More than £435,000 was raised on behalf of the organisation – whose work Gerrard recently saw in person – at the latest edition of the Legends of Football event.
“I didn’t realise until I visited the centre how important music is and the effect it has on people with the likes of autism and dementia, and how much it helps the people themselves but also the families to give them a bit of rest and happiness,” he said.
“It has been an eye-opener for me and I’m really proud to support their cause.”
The evening was a tribute to Gerrard’s phenomenal achievements in football, with a host of former teammates and managers in attendance.
From his emergence through Liverpool’s youth ranks to a stunning 2001 cup treble, taking the captain’s armband for a dozen years to lifting the Champions League in 2005, and everything else across his 710 appearances, the midfielder was a talisman and his place in Reds history is assured.
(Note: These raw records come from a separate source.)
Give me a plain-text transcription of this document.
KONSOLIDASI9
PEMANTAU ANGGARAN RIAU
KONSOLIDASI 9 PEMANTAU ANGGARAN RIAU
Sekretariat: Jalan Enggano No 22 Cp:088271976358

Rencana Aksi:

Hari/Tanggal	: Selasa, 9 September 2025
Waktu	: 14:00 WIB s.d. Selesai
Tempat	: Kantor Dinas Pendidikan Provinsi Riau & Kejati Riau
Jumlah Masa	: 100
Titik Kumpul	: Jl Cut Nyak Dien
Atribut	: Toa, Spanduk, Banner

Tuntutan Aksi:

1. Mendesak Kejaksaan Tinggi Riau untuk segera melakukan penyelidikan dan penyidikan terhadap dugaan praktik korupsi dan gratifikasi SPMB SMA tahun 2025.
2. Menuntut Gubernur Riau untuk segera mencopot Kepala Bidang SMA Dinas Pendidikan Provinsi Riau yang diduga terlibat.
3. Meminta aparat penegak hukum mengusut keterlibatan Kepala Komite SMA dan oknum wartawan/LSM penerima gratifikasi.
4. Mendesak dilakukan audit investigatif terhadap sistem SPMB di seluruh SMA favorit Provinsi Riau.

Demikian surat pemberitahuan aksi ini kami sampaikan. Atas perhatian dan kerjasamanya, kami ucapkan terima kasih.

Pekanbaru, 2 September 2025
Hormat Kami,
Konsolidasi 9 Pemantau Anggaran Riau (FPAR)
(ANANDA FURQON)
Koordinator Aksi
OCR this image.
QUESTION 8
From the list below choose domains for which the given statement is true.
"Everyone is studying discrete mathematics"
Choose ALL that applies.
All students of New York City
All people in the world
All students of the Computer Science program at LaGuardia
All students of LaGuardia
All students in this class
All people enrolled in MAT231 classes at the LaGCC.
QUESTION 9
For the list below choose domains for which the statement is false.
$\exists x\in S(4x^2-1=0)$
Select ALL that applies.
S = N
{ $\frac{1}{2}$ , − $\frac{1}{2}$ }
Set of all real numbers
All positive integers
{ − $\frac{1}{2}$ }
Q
Asked to pick his finest moment, he said: “Istanbul – I’m going to be saying that until the day I go.
“It was such a special night and a night I never thought I’d be involved in. When I grew up I had a dream of playing for Liverpool, I didn’t have a dream to win trophies and certainly didn’t have a dream to win the biggest one of all.
“So to be a Champions League winner at my boyhood club and be the captain of the team and lift the cup above my head, I’ll never get tired of talking about that. That will always be the best moment of my life.”
There were lows too, of course, most notably the heartbreaking manner in which Liverpool were denied the Premier League title at the conclusion of the 2013-14 season.
More than three years on, the sharp pain of that disappointment remains raw for Gerrard but equally serves as motivation as he sets about making his mark in management with the club’s U18s side.
“It’s no secret that I had a lot of lows along the way,” he added. “I think I went on to achieve the highs because of the pain and how much I had to suffer through the lows. That helps you get up, start a clean slate and drives you on to achieve the highs.
“I’ll never be able to let go of the one low and that was not winning the Premier League; I still feel it was cruel and still take it very personally.
“That’s one of the reasons I haven’t given up on the game and why I’m still going to try to make amends for it along the way.
“I feel like I’ve got a lot of knowledge in the game and a lot of people can benefit from that. I’m trying to do my bit at the moment at the Academy. I’m really enjoying the role.
“The club have been very supportive of it. I’m making tons of mistakes along the way but I’m learning my trade.
“Hopefully one day I’ll manage and coach at the top and be able to add to a lot of the highs I had in the game. That’s the reason I’m doing it. That’s what I grew up wanting to be – be around football and be around the highs.
“The lows are worth going through to achieve the highs. I’m in a good place, I’m happy. I’m really delighted to be at the Academy helping these young kids.”